In a new study it has been revealed that depression increases with age in addiction-prone women who are in their 30s and 40s.


The longitudinal analysis examined the influences of the women's histories, family life and neighborhood instability on their alcoholism symptoms, antisocial behavior and depression over a 12-year period covering the earlier years of marriage and motherhood.

The research led by University of Michigan Health System researchers is part of an ongoing project focusing on families at high risk for substance abuse and associated disorders that has already collected more than 20 years worth of data.

Among the current study's other top findings:

The women's partners' struggles with addiction and antisocial behavior, such as run-ins with the law, worsened the women's own symptoms and behaviors.

Children's behavior also had a negative impact on their mothers. When children exhibited behaviors that included acting out and getting into trouble, their mothers' alcohol problems and antisocial behavior tended to worsen.

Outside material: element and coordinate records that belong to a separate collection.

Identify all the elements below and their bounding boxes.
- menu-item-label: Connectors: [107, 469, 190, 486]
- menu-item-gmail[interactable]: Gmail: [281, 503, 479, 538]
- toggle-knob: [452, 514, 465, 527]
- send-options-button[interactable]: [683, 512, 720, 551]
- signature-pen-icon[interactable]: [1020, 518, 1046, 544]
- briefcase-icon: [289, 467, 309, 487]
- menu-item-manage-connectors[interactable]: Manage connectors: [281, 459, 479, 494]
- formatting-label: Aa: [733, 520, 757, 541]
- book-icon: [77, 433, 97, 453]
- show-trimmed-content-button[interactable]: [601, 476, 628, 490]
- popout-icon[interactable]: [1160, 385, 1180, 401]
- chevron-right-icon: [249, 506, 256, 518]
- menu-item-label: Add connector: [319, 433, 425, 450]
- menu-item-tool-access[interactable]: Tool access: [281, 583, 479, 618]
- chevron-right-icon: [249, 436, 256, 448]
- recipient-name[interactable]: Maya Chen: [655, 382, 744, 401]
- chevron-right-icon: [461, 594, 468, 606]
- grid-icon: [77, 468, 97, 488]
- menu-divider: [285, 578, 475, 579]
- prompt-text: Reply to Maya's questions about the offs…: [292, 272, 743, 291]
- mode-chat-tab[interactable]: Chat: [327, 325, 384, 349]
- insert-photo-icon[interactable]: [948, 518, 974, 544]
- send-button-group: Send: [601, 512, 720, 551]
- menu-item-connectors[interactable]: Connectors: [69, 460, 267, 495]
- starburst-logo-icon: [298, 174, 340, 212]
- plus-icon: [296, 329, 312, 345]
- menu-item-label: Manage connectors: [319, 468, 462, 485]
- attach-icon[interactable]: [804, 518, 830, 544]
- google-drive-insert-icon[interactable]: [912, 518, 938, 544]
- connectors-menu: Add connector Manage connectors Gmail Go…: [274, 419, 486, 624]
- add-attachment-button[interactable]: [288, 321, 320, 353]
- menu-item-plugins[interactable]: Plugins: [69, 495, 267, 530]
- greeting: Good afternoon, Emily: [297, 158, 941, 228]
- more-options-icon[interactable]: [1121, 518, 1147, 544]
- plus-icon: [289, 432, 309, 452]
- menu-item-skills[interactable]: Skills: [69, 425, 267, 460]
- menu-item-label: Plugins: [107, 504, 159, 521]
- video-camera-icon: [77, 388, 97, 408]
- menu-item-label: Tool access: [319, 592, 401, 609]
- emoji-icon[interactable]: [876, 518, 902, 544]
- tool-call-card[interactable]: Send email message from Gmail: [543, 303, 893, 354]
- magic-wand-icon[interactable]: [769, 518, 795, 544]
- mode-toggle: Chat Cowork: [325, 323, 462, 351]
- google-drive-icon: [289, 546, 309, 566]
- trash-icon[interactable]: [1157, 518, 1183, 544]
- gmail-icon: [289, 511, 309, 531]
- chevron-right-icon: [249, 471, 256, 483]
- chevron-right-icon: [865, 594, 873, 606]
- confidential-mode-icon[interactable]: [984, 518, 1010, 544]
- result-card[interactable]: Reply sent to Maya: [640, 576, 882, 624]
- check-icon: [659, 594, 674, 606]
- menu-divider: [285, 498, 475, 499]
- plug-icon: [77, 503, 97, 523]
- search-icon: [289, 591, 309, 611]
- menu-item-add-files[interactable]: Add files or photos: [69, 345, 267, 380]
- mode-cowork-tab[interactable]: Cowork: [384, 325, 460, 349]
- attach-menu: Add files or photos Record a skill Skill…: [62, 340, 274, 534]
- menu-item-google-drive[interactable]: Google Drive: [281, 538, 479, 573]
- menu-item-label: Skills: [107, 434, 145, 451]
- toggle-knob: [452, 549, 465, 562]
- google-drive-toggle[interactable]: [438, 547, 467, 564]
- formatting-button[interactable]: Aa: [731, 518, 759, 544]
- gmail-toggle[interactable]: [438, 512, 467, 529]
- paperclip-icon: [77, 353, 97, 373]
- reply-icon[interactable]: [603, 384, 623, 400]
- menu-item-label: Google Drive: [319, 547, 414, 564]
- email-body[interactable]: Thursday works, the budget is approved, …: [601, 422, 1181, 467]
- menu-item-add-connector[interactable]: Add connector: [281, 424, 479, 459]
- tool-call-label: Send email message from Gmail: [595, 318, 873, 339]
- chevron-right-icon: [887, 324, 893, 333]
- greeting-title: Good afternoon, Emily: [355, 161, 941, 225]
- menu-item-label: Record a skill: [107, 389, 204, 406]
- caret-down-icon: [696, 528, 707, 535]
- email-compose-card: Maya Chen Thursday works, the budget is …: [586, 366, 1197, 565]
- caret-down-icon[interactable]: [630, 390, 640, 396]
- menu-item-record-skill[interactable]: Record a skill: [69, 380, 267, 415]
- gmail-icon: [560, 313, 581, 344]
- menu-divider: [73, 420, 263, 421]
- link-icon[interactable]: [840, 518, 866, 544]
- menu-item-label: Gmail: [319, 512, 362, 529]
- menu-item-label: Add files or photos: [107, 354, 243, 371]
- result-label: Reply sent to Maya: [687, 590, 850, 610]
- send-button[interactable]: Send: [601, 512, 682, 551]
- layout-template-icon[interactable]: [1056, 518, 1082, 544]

Meanwhile, when children were sad, withdrawn or isolated,their mothers' depression increased.

Living in an unstable neighborhood, where residents move in and out frequently, also had a significant effect on the women's alcoholism symptoms and level of depression.

Our findings demonstrate the complexity of the factors affecting changes in alcohol problems, antisocial behavior and depression for these women," says the study's senior author Robert Zucker, Ph.D., a professor of psychiatry and psychology at the University of Michigan Medical School and director of the U-M Addiction Research Center.

The findings challenge common notions that depression, alcoholism and antisocial behavior, are either just genetic disorders, or alternatively, that they are caused by environmental factors, Zucker adds.

"It's really the network of these relationships-at the biological, social and at the community level-that influences these disorders over time," he says.

The research also shows that unlike alcoholism symptoms and antisocial behavior, depression does not, by itself, moderate over time - it actually gets worse, at least in this high risk population, Zucker notes.

"Unlike the other two disorders, biological differences appear to be more of a constant factor in depression," he says.

The study has been published in Development and Psychopathology.